We must choose the system most able to promote change with a shared goal, each movement of change finding its meaning in action based on collective intelligence expressed in empowered delegation of power.


Conversely, in the universe of the digital revolution and the raising of the level of training of worker-citizens, hierarchical organizations prohibiting the autonomy of actors can only lead to the disaster of authoritarian archaism.


While any organization requires leaders who can motivate the troops ’for a shared purpose, that purpose can only be achieved by fostering the empowered autonomy of all members of the organization. The demand for autonomy is general in the economy and in society. It must structure the transformation of the political and economic system and of the social contract.


Christian Saint-Etienne

Economist, University Professor, Policy Analyst


Christian Saint-Étienne, born October 15, 1951 in Aubenas (Ardèche), is a French economist, academic, analyst and politician. He has been a professor of industrial economics at the National Conservatory of Arts and Crafts since 2009. He is the author of numerous books including “Le libéralisme strategège” (Odile Jacob) in which he takes up the theses of the present by developing them. article.


In November 2018, he published “Trump and Xi Jinping: The Sorcerer’s Apprentice” (Observatory Editions) in which he analyzed the competition for world domination between China and the United States.




The opinion of the ITx Partners expert


Christian Saint-Etienne invites us to take a step back from centralization, which remains a temptation in many organizations (whether state or private) but which generates both costs and inevitable structural inefficiency.
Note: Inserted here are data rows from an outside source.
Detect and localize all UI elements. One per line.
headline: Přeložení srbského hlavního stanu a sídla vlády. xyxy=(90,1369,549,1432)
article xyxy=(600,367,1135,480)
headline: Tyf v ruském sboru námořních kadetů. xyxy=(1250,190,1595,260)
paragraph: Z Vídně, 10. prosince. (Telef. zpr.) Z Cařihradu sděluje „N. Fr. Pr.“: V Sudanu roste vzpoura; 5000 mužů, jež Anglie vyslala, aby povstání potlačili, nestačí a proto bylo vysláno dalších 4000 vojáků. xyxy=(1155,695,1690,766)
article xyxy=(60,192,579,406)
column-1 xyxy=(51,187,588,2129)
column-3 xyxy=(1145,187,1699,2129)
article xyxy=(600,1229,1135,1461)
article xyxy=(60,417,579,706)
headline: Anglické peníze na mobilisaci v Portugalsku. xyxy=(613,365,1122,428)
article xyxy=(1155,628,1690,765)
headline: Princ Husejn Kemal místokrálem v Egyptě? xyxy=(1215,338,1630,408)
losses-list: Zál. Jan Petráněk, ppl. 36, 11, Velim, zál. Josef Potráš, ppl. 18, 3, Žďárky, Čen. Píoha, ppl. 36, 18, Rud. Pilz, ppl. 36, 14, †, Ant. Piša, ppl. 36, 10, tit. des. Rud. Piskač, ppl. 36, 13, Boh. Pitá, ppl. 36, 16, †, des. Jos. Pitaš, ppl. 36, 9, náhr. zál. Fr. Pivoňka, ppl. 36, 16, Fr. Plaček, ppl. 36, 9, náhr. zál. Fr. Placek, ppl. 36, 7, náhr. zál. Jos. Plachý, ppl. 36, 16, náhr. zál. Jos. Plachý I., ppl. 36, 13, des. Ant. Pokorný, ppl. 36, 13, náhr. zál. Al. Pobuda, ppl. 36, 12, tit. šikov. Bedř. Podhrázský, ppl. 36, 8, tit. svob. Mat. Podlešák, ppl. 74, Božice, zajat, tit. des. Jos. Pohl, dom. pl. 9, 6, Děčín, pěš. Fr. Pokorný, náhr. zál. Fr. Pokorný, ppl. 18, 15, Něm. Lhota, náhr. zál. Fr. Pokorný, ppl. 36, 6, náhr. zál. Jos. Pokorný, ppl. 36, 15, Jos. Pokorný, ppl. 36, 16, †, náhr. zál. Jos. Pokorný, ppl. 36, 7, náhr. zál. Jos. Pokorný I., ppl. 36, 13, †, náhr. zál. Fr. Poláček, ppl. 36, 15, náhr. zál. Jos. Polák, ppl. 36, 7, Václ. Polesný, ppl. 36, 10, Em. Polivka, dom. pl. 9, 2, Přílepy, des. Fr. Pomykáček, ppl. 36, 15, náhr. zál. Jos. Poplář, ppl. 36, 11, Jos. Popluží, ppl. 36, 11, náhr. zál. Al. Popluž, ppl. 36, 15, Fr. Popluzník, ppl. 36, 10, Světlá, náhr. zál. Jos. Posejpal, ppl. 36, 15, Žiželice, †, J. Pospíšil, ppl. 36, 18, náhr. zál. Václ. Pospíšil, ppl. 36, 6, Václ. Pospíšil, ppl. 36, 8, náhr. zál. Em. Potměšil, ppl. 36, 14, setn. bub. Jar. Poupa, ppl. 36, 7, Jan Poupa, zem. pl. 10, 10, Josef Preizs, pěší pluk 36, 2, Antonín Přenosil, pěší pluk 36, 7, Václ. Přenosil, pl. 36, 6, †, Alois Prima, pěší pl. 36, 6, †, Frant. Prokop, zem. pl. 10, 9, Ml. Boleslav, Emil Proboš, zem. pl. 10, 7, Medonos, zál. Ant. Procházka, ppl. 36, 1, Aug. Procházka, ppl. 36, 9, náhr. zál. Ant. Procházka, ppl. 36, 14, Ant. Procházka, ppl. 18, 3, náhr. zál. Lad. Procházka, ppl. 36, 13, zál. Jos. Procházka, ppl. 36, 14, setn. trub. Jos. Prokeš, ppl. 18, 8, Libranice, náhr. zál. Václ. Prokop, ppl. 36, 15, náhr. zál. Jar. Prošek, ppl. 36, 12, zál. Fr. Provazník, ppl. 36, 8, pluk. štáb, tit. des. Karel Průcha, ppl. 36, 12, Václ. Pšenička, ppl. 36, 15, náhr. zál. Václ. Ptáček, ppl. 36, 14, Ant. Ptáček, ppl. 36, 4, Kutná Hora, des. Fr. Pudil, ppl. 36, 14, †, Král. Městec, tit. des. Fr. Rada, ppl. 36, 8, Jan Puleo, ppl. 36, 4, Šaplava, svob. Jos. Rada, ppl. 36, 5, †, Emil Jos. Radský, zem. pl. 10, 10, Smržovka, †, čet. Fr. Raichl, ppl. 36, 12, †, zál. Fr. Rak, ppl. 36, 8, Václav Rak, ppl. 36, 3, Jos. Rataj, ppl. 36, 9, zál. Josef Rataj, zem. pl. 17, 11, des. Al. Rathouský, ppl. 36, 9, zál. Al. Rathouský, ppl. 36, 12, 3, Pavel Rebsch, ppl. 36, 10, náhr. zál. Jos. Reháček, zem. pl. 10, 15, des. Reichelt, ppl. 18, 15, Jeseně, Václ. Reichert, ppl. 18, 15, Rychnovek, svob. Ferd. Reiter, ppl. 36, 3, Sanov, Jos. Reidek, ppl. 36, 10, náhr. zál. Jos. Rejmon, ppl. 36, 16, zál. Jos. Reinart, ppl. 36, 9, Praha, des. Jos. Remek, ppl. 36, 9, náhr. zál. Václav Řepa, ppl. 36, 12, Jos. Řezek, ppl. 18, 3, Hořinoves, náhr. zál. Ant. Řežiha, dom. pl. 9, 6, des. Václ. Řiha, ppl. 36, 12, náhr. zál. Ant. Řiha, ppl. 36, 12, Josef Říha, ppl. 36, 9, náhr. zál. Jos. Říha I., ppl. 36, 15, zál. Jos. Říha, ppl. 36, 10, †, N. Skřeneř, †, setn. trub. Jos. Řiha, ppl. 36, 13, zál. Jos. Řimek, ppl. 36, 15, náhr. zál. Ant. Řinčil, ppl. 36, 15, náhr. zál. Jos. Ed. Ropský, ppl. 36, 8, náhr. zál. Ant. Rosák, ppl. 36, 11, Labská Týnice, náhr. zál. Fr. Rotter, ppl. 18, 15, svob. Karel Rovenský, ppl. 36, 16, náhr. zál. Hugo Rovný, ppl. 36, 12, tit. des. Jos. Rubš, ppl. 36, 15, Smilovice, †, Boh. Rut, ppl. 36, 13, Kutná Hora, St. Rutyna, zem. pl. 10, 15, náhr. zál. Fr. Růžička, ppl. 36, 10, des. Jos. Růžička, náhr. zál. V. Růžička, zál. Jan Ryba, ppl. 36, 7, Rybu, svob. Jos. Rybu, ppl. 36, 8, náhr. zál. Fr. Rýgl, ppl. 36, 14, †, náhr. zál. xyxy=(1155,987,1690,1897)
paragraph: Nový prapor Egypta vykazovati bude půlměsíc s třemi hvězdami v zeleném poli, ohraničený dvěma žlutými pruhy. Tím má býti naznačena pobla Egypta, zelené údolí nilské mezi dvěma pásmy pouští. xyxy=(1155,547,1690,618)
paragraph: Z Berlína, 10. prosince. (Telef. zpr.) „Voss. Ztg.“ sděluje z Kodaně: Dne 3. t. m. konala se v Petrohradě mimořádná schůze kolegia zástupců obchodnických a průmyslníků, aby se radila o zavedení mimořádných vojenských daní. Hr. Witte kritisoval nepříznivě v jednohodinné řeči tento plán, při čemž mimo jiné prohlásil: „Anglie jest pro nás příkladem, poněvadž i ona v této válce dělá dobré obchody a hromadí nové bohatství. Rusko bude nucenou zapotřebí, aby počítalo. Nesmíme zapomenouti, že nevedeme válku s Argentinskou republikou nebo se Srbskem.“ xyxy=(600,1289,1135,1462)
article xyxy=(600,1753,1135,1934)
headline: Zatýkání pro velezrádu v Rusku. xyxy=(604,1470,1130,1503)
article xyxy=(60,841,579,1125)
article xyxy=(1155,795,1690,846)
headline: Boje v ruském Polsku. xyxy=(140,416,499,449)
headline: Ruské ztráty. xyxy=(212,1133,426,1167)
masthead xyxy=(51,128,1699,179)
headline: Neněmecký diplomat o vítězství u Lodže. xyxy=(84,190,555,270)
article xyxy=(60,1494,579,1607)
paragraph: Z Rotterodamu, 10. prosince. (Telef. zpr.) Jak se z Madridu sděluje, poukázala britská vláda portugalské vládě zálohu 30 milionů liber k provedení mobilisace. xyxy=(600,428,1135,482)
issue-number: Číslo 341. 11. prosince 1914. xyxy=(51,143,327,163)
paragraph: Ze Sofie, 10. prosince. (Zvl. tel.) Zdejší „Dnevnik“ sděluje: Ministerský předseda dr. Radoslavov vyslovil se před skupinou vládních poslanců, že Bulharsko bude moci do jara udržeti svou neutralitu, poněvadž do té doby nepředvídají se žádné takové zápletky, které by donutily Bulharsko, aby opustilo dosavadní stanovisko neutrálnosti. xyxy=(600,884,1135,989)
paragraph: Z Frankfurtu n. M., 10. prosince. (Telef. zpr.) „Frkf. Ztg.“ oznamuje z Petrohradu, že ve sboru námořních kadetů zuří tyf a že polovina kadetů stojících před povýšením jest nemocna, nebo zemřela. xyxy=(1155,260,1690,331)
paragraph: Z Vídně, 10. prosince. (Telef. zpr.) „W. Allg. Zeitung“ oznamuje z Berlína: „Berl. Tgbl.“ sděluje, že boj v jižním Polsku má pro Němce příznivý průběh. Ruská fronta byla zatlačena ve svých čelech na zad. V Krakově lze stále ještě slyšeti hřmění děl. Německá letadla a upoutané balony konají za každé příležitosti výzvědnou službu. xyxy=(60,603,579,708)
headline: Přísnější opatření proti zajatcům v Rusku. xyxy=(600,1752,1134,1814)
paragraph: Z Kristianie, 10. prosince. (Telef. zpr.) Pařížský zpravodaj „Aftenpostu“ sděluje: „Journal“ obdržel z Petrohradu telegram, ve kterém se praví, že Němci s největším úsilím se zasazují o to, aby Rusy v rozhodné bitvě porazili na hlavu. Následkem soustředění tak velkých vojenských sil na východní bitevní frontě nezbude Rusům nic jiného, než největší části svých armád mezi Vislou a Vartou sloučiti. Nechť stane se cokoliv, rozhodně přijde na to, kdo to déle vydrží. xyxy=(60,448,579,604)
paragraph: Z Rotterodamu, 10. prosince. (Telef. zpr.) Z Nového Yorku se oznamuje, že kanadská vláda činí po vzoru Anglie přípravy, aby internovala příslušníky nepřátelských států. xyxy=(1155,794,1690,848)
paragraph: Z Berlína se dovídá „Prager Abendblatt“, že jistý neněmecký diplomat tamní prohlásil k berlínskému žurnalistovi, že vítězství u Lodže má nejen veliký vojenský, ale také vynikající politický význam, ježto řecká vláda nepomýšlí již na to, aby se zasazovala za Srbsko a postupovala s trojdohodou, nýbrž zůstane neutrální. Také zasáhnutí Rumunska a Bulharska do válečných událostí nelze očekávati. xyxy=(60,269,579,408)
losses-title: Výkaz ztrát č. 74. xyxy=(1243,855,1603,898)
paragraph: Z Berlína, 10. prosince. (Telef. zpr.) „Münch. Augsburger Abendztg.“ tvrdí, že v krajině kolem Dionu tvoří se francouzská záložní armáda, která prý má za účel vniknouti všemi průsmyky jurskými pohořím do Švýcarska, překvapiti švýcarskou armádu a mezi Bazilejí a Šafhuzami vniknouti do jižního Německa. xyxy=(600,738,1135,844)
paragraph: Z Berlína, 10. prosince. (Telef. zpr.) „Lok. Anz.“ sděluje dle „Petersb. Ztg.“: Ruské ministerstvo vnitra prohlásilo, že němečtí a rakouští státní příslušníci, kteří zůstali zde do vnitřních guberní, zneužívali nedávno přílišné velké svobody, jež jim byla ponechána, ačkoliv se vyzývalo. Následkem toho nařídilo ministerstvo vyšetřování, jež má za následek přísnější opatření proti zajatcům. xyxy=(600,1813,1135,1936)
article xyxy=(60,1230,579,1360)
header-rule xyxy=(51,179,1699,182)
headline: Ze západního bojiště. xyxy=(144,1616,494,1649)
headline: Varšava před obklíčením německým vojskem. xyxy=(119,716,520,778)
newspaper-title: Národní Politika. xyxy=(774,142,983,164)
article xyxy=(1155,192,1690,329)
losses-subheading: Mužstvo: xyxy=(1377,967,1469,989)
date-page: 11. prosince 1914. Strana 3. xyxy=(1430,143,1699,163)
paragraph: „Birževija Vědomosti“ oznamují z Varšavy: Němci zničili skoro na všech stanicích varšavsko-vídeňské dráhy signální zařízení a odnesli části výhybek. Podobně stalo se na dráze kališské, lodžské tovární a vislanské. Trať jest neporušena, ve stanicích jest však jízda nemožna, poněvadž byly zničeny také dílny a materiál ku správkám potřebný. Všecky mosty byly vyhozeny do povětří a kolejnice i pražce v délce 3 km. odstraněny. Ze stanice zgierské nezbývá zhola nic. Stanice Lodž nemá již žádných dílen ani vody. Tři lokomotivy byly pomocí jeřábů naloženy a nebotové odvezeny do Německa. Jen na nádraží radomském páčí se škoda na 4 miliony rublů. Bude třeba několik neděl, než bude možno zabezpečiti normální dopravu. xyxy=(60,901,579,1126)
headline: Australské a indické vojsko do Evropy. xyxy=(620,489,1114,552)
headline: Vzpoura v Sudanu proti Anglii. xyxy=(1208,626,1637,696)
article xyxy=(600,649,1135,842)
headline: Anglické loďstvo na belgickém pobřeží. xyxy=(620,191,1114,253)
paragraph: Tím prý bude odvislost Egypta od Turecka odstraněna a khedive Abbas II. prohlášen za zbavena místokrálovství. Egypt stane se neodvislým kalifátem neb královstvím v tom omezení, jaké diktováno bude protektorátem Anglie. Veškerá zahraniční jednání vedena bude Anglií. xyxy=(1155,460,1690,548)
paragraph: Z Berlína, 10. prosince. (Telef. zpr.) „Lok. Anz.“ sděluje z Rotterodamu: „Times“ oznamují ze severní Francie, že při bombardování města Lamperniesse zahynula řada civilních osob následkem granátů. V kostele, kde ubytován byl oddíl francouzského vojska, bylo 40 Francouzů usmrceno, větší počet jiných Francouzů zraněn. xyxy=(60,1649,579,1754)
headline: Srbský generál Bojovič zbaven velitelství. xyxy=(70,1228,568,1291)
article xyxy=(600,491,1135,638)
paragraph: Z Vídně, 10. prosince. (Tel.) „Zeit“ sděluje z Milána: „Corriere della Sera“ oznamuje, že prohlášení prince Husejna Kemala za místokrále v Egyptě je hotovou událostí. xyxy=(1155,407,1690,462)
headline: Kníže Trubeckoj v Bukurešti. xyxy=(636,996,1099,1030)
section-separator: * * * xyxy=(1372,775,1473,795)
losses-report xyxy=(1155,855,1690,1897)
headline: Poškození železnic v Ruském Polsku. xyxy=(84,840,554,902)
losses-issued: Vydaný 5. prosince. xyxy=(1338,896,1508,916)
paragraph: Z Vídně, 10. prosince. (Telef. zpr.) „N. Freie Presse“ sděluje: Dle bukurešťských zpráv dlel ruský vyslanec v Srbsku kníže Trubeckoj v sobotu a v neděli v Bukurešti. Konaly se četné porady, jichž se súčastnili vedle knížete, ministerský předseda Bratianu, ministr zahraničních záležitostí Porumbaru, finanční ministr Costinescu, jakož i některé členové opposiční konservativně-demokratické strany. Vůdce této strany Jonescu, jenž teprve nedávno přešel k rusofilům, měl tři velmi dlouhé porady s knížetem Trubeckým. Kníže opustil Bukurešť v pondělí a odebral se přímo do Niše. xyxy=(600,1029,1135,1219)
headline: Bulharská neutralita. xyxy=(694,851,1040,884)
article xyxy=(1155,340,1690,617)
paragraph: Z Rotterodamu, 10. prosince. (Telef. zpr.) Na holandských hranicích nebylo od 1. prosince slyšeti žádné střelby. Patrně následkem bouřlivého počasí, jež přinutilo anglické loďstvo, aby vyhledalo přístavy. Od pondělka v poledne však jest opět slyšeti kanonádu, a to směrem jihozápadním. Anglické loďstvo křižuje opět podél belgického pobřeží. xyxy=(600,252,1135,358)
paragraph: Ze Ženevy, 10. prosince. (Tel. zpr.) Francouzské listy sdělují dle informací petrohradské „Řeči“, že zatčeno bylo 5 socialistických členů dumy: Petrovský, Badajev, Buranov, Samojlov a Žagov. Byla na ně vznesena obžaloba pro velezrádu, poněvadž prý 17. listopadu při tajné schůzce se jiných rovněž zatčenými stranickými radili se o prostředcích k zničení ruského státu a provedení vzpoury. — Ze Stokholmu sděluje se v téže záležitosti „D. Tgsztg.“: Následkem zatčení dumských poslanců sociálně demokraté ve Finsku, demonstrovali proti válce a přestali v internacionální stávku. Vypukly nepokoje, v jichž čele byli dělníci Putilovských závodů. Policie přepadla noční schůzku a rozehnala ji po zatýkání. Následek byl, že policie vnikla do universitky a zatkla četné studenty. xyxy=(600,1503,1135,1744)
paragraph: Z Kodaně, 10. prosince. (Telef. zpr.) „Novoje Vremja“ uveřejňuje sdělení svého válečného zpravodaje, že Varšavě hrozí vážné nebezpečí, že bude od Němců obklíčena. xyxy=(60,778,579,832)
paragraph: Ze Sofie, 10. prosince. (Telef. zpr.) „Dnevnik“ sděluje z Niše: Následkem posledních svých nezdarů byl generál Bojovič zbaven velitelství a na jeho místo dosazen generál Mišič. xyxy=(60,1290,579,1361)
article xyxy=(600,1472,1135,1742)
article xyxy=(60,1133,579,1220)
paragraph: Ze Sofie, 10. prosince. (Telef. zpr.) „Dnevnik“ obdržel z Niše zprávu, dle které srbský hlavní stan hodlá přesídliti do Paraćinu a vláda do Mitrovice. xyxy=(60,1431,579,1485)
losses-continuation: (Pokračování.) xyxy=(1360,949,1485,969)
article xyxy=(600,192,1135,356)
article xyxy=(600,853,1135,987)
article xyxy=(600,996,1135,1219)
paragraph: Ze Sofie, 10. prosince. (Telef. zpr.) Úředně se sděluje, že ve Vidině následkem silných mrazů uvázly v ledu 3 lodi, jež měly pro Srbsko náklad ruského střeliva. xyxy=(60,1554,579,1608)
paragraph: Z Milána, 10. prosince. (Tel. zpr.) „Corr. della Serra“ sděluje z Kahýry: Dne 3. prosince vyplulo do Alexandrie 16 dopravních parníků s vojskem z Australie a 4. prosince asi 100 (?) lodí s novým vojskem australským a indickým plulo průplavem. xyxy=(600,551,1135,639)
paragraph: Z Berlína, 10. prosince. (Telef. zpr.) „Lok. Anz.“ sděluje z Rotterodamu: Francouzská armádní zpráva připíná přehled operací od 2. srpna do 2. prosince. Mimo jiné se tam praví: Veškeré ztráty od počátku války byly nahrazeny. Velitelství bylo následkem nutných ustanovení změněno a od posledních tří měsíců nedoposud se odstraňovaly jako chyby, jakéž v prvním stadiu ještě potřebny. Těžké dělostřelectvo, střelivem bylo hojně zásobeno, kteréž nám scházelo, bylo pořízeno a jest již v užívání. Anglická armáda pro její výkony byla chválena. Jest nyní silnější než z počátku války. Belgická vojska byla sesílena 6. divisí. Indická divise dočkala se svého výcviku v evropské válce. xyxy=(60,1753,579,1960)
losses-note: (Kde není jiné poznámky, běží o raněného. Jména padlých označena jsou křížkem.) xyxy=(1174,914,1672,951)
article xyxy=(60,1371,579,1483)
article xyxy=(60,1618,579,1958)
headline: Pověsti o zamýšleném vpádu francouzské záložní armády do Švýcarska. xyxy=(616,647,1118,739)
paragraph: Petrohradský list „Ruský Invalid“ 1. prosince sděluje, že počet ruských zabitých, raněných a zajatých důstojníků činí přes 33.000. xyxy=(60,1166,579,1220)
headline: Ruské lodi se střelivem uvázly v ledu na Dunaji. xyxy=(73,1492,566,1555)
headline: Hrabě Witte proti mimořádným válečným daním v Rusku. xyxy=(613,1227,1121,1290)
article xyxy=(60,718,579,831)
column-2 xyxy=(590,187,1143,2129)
He nevertheless underlines the need for effective coordination of sovereign functions and for a more local operation. Further centralize the strategy to better decentralize the operational. This is the key to efficiency and the guarantee of optimal and above all controlled operation.


From an information systems point of view, this prompts us to rethink digital architectures in order to leave more autonomy, resources and freedom to business departments, users and employees – while maintaining a sufficient framework. strict to meet compliance, safety and performance requirements.


The recent confinement has shown us how important it is to give everyone more possibilities to telework in complete autonomy; to use digital tools to decentralize operational processes and make them activatable in all possible environments outside the company.

It is about giving everyone the power to share information as quickly as possible, disseminate it easily through simple tools, bring added value without altering it, all this by using, via the Internet, services both shared and secure.

In short, information systems must be adapted, opening them up not only to direct employees but also to the entire business ecosystem, suppliers, subcontractors, customers, all of whom contribute to the creation of value. Including for often critical business applications.


Obviously, this cannot and must not be done at the expense of security, data confidentiality, respect for private life and the protection of intellectual property. Hence the need to consolidate the processes for standardizing infrastructure tools (identity, security, collaboration, etc.) and urbanizing data / application interfaces. Solidify the sovereign processes to give more flexibility to the operational in the field, outside the company as well as within the company.


To face the post-Covid era, no company will be able to do without a fundamental reflection on the capacities of its digital infrastructures, or even a complete overhaul of its IT architectures. These will have to be strengthened, reconfigured, opened and more secure to adapt to the new situation. First, CIOs will have to regain a transverse visibility that they often lack, of their IT services, their effective utilization rates and their costs of ownership.


You will never be able to manage your information system like before.